Nini worried, and perhaps she was also a little jealous. When the friendship was four years old, the boys began to shut themselves off from other people and to have their own secrets. The relationship steadily deepened, and also became more hermetic. The boy made clear that he wished he could present Konrad to the whole world as his own creation, his masterpiece, yet at other times he watched over him jealously, afraid that someone could rob him of the person he loved.

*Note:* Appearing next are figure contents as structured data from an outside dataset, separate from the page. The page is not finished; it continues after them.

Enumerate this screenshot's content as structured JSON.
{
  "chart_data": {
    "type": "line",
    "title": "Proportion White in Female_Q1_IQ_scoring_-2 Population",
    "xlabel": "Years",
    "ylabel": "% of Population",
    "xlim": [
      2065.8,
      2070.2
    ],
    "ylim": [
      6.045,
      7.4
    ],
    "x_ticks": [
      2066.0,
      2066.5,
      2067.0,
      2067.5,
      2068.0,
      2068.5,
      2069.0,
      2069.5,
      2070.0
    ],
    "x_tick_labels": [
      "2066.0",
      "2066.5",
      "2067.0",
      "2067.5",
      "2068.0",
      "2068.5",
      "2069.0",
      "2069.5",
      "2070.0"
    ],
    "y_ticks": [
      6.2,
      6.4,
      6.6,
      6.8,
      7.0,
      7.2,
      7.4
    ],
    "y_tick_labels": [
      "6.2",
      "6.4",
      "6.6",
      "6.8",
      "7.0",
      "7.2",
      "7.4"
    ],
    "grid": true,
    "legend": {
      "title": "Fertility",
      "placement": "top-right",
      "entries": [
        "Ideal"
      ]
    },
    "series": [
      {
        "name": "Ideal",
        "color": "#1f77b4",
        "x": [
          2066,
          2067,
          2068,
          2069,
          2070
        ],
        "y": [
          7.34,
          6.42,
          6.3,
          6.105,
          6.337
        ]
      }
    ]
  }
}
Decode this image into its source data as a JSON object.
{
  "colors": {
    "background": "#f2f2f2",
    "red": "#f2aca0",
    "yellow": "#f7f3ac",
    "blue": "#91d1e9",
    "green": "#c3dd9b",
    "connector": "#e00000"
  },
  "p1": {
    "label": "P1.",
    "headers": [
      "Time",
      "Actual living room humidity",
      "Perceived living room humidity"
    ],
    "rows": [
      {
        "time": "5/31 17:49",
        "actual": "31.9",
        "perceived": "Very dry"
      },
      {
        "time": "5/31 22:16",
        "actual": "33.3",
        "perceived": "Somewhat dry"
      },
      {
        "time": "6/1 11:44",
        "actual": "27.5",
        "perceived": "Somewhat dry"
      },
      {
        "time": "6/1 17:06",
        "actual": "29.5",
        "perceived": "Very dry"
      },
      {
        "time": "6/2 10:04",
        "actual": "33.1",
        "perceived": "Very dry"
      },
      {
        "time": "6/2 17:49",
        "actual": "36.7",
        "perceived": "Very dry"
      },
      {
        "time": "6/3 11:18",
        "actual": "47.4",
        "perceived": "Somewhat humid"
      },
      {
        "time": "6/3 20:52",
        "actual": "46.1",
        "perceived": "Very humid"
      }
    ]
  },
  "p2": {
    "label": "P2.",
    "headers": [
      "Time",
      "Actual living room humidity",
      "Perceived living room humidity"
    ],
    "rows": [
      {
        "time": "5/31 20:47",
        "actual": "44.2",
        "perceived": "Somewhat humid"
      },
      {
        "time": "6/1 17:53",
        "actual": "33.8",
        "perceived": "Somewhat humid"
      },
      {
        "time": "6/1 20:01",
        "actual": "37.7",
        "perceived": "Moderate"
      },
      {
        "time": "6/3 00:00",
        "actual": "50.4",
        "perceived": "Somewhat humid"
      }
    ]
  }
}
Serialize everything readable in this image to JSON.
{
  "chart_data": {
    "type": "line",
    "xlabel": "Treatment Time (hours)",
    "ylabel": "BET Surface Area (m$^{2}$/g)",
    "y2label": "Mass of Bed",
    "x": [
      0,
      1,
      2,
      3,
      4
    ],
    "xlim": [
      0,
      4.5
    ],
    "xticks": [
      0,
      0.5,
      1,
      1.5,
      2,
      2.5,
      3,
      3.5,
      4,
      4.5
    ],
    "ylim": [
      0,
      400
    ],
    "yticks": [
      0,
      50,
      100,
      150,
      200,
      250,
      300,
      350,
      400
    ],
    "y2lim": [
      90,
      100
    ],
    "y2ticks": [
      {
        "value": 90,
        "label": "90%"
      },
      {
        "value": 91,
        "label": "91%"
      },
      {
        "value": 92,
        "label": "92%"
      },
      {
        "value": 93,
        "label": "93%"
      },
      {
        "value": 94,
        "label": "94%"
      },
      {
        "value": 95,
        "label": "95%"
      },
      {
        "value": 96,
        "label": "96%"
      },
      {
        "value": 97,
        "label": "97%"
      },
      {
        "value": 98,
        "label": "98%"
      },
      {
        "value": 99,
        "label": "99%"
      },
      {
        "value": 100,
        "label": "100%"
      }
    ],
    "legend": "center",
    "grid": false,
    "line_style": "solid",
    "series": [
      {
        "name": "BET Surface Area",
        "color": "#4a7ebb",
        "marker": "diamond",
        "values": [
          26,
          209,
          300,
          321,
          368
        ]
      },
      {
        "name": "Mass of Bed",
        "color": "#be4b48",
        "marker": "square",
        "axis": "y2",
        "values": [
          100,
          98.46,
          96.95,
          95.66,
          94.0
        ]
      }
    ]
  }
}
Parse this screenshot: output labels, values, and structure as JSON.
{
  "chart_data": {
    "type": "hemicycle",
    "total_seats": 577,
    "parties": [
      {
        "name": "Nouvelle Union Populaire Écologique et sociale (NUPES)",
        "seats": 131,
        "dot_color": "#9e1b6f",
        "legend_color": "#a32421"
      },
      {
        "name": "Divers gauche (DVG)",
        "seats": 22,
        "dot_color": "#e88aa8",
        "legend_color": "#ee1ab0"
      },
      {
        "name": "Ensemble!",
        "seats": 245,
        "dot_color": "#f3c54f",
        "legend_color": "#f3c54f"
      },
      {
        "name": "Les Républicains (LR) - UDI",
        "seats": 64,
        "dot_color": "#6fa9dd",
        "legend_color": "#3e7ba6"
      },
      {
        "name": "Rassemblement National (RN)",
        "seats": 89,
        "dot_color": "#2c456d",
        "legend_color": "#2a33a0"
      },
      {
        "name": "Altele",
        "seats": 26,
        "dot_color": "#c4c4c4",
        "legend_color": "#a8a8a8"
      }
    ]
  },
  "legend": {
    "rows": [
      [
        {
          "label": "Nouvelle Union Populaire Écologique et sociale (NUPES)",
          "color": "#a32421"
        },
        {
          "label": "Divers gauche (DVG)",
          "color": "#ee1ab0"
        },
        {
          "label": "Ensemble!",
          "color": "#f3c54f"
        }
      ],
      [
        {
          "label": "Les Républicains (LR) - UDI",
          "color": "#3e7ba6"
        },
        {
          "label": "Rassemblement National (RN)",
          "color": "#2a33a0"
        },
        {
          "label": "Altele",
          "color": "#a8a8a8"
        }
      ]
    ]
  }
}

“It’s too much,” said Nini to his mother. “One day Konrad will leave him, and he will suffer dreadfully.” “That is our human fate,” said his mother. She was sitting at her mirror, staring at her fading beauty.

“One day we lose the person we love. Anyone who is unable to sustain that loss fails as a human being and does not deserve our sympathy.”

In the academy, the boys’ friendship soon ceased to be a subject for mockery; it became accepted as a natural phenomenon. They were given a single name, “the Henriks,” like a married couple, but nobody laughed at the relationship; there was some quality-a gentleness, a seriousness, an unconditional generosity-that radiated from it and silenced all tormentors. All societies recognize these relationships instinctively and envy them; men yearn for disinterested friendship and usually they yearn in vain. The boys in the academy took refuge in family pride or in their studies, in precocious debauchery or physical prowess, in the confusions of premature and painful infatuations. In this emotional turbulence the friendship between Konrad and Henrik had the glow of a quiet and ceremonial oath of loyalty in the Middle Ages. Nothing is so rare in the young as a disinterested bond that demands neither aid nor sacrifice. Boys always expect a sacrifice from those who are the standard-bearers of their hopes. The two friends felt that they were living in a miraculous and unnamable state of grace.

There is nothing to equal the delicacy of such a relationship.

Everything that life has to offer later, sentimental yearnings or raw desire, intense feelings and eventually the bonds of passion, will all be coarser, more barbaric. Konrad was as serious and as discreet at the age of ten as a full-grown man. As the boys grew older and more aware and tried to put on airs and uncover the grown-ups’ secrets, Konrad made his friend swear that they would remain chaste. They remained true to this vow for a long time. It was not easy. Every two weeks they went to confession with a list they had compiled together of their sins. Carnal appetites were stirring in blood and nerves, the boys were pale, as the seasons changed they felt dizzy. But they remained chaste, as if their friendship, which lay like a magic cape over their young lives, was a replacement for everything that tormented the others in their curiosity and restlessness and drove them toward the darker, lower sides of life.